A genomic position can be submitted and results in a sequence window showing the transcription factor binding sites. AthaMap provides two different search modes for the user. One can either enter a genomic location on a specific chromosome manually, and the 500 bp upstream and downstream of the submitted position are displayed. Alternatively, one can enter an Arabidopsis genome identification number as provided by TAIR (AGI, format: AtxGnnnnn), and 500 bp upstream and downstream of the transcription or translation start site will be displayed. The navigation buttons in the lower corners of the sequence window allow scrolling the displayed genomic region 500 bp in either direction.
For the identification of highly conserved TF binding sites determined by matrix-based screening, a function was implemented which enables the user to select a particular quality of the TFBS displayed in AthaMap. For this, a percentage (0-100) can be provided by the user in the text field 'restriction' on the search page. This number reflects the percentage between maximum score and threshold that the individual score of a binding site must exceed in order to be displayed.
For example, if a matrix for a TF has a max. score of 10, a threshold of 5, and the user defines the restriction to 20% by entering a "20" in the text field 'restriction', only TFBS for that factor with a score of 6 or greater will be displayed since 5 + (5 * 0.2) = 6. If a "50" was entered in that text field, only TFBS with a score greater than or equal to 5 + (0.5 * (10 - 5)) = 7.5 will be displayed in AthaMap. As a higher score means a higher sequence conservation, this feature enables the user to exclude TFBS with low sequence conservation from the display in AthaMap.
In the sequence window displayed after the search, sequences of genes and their features like exons, introns, CDS, and UTRs are coloured according to the TAIR annotation. A short description of the function of the gene product is provided at the bottom of the page as well as links to the respective records in TAIR and MIPS for additional information.
Potential transcription factor binding sites are indicated as arrows above the sequence. The arrow indicates the extension and orientation of the binding site. The arrow type is dependent on the type of binding site. Arrows -----> symbolize matrix-based, arrow heads >>>>>> pattern-based binding sites, and double lines ====== symbolize combinatorial elements. By moving the mouse pointer over the arrow, information about the particular binding site is displayed. The individual position is given, and in the case of matrix-based binding sites, the score of that particular site, the threshold and the maximum possible score are indicated as determined by the search program Patser (Hertz and Stormo, 1999). The score of the site can be compared with the maximum score displayed in the same window. A high score close to the maximum score represents a highly conserved binding site. A low score close to the threshold represents a less conserved binding site. These values enable the user to judge the quality of a match or putative binding site by comparing the particular score of a site with the threshold and maximum score determined by Patser. The name of the binding transcription factor is indicated adjacent to the arrow. Selecting the factor's name will open a new window with general information on the transcription factor like the corresponding factor family, species, and reference as well as screening parameters, the matrix or screening sequence, respectively, and additional links to external databases.

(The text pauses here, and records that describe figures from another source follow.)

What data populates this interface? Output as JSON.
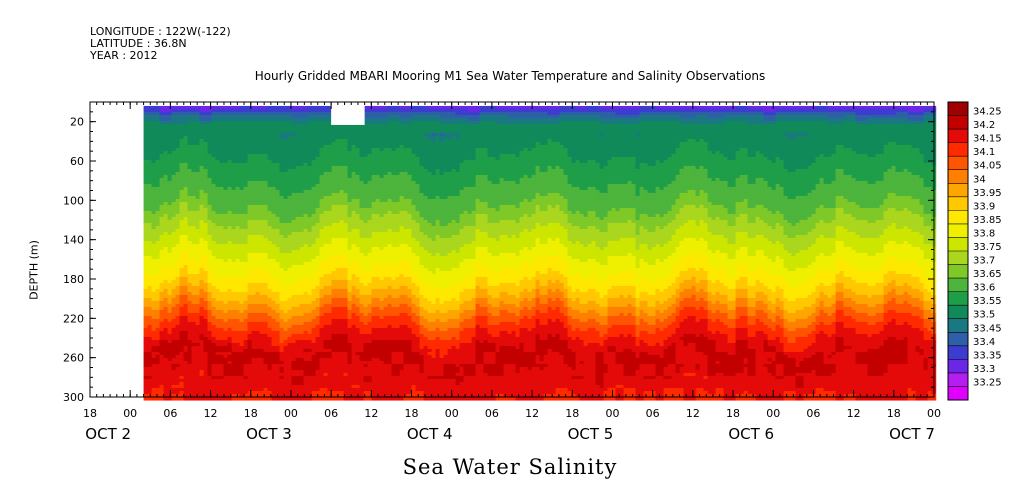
{
  "header": {
    "longitude": "LONGITUDE : 122W(-122)",
    "latitude": "LATITUDE : 36.8N",
    "year": "YEAR : 2012"
  },
  "chart_data": {
    "type": "heatmap",
    "title": "Hourly Gridded MBARI Mooring M1 Sea Water Temperature and Salinity Observations",
    "footer": "Sea Water Salinity",
    "ylabel": "DEPTH (m)",
    "x_range_hours": [
      18,
      96
    ],
    "x_data_start_hours": 26,
    "x_missing_box_hours": [
      54,
      59
    ],
    "y_range": [
      300,
      0
    ],
    "y_data_top": 4,
    "y_ticks": [
      20,
      60,
      100,
      140,
      180,
      220,
      260,
      300
    ],
    "x_hour_ticks": [
      {
        "h": 18,
        "label": "18"
      },
      {
        "h": 24,
        "label": "00"
      },
      {
        "h": 30,
        "label": "06"
      },
      {
        "h": 36,
        "label": "12"
      },
      {
        "h": 42,
        "label": "18"
      },
      {
        "h": 48,
        "label": "00"
      },
      {
        "h": 54,
        "label": "06"
      },
      {
        "h": 60,
        "label": "12"
      },
      {
        "h": 66,
        "label": "18"
      },
      {
        "h": 72,
        "label": "00"
      },
      {
        "h": 78,
        "label": "06"
      },
      {
        "h": 84,
        "label": "12"
      },
      {
        "h": 90,
        "label": "18"
      },
      {
        "h": 96,
        "label": "00"
      },
      {
        "h": 102,
        "label": "06"
      },
      {
        "h": 108,
        "label": "12"
      },
      {
        "h": 114,
        "label": "18"
      },
      {
        "h": 120,
        "label": "00"
      },
      {
        "h": 126,
        "label": "06"
      },
      {
        "h": 132,
        "label": "12"
      },
      {
        "h": 138,
        "label": "18"
      },
      {
        "h": 144,
        "label": "00"
      }
    ],
    "x_day_labels": [
      {
        "h": 24,
        "label": "OCT  2"
      },
      {
        "h": 48,
        "label": "OCT  3"
      },
      {
        "h": 72,
        "label": "OCT  4"
      },
      {
        "h": 96,
        "label": "OCT  5"
      },
      {
        "h": 120,
        "label": "OCT  6"
      },
      {
        "h": 144,
        "label": "OCT  7"
      }
    ],
    "colorbar_levels": [
      "34.25",
      "34.2",
      "34.15",
      "34.1",
      "34.05",
      "34",
      "33.95",
      "33.9",
      "33.85",
      "33.8",
      "33.75",
      "33.7",
      "33.65",
      "33.6",
      "33.55",
      "33.5",
      "33.45",
      "33.4",
      "33.35",
      "33.3",
      "33.25"
    ],
    "colorbar_colors": [
      "#a00000",
      "#c20000",
      "#e40a0a",
      "#ff2a00",
      "#ff5500",
      "#ff7f00",
      "#ffa500",
      "#ffc800",
      "#ffe800",
      "#eef000",
      "#cce600",
      "#aad61e",
      "#7ec828",
      "#4db43c",
      "#1e9e48",
      "#118a5a",
      "#1a7882",
      "#2f5fa8",
      "#3c3cd0",
      "#6a28e6",
      "#b41ef0",
      "#e000ff"
    ],
    "depth_profile": [
      {
        "depth": 4,
        "value": 33.33
      },
      {
        "depth": 12,
        "value": 33.44
      },
      {
        "depth": 20,
        "value": 33.5
      },
      {
        "depth": 40,
        "value": 33.53
      },
      {
        "depth": 60,
        "value": 33.56
      },
      {
        "depth": 80,
        "value": 33.6
      },
      {
        "depth": 100,
        "value": 33.63
      },
      {
        "depth": 120,
        "value": 33.7
      },
      {
        "depth": 140,
        "value": 33.76
      },
      {
        "depth": 160,
        "value": 33.82
      },
      {
        "depth": 180,
        "value": 33.88
      },
      {
        "depth": 200,
        "value": 33.97
      },
      {
        "depth": 210,
        "value": 34.03
      },
      {
        "depth": 220,
        "value": 34.08
      },
      {
        "depth": 230,
        "value": 34.13
      },
      {
        "depth": 240,
        "value": 34.17
      },
      {
        "depth": 255,
        "value": 34.21
      },
      {
        "depth": 270,
        "value": 34.19
      },
      {
        "depth": 300,
        "value": 34.15
      }
    ]
  }
}
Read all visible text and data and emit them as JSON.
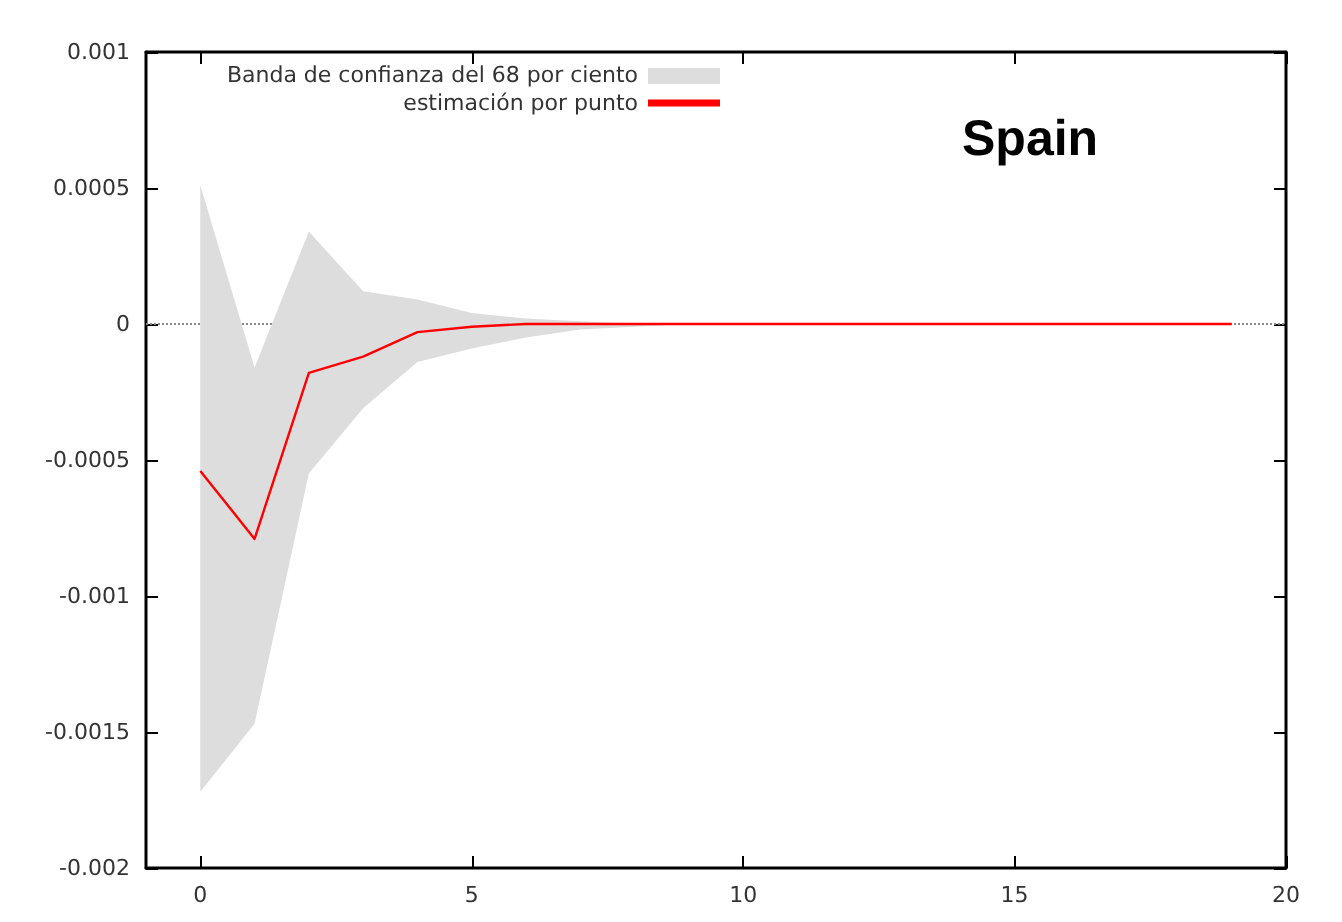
{
  "chart_data": {
    "type": "line",
    "title": "Spain",
    "x": [
      0,
      1,
      2,
      3,
      4,
      5,
      6,
      7,
      8,
      9,
      10,
      11,
      12,
      13,
      14,
      15,
      16,
      17,
      18,
      19
    ],
    "series": [
      {
        "name": "estimación por punto",
        "color": "#ff0000",
        "values": [
          -0.00054,
          -0.00079,
          -0.00018,
          -0.00012,
          -3e-05,
          -1e-05,
          0,
          0,
          0,
          0,
          0,
          0,
          0,
          0,
          0,
          0,
          0,
          0,
          0,
          0
        ],
        "lower": [
          -0.00172,
          -0.00147,
          -0.00055,
          -0.00031,
          -0.00014,
          -9e-05,
          -5e-05,
          -2e-05,
          -1e-05,
          0,
          0,
          0,
          0,
          0,
          0,
          0,
          0,
          0,
          0,
          0
        ],
        "upper": [
          0.00051,
          -0.00016,
          0.00034,
          0.00012,
          9e-05,
          4e-05,
          2e-05,
          1e-05,
          0,
          0,
          0,
          0,
          0,
          0,
          0,
          0,
          0,
          0,
          0,
          0
        ]
      }
    ],
    "annotations": [
      "Banda de confianza del 68 por ciento"
    ],
    "xlim": [
      -1,
      20
    ],
    "xticks": [
      0,
      5,
      10,
      15,
      20
    ],
    "ylim": [
      -0.002,
      0.001
    ],
    "yticks": [
      -0.002,
      -0.0015,
      -0.001,
      -0.0005,
      0,
      0.0005,
      0.001
    ],
    "ref_lines": [
      {
        "axis": "y",
        "value": 0,
        "color": "#888888",
        "line_style": "dotted"
      }
    ],
    "grid": false,
    "legend": "top left",
    "marker": "none",
    "line_style": "solid"
  }
}
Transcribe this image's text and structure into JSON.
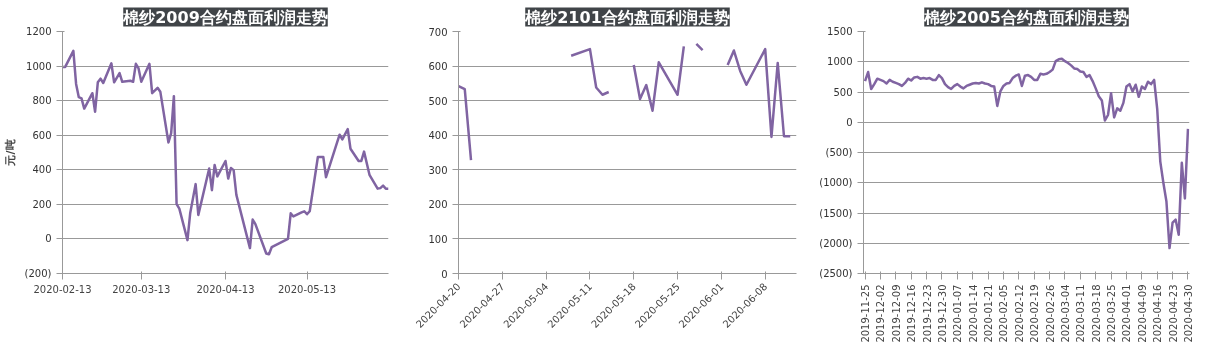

Transcription start sites (TSS) are also annotated to AthaMap and are symbolized with an asterisk (*TSS). The positions were derived from TAIR annotation data. The factors TBP and CBF constitute special cases since functional binding sites for these factors are defined by their position relative to gene start sites. Hence, only binding sites for TBP and CBF in proximity of gene start sites are annotated to AthaMap.
To identify potential target genes of small RNAs, sequences from small transcriptome screenings were annotated to AthaMap and are symbolized as xxxxx>. Selecting the name adjacent to this symbol will open a new window giving additional information on the small RNA like the exact sequence and other corresponding target sites of this sequence. MicroRNA target sites were determined by a genome-wide screening of miRNA sequences from miRBase using psRNATarget. MicroRNAs are symbolized as XXXXX>.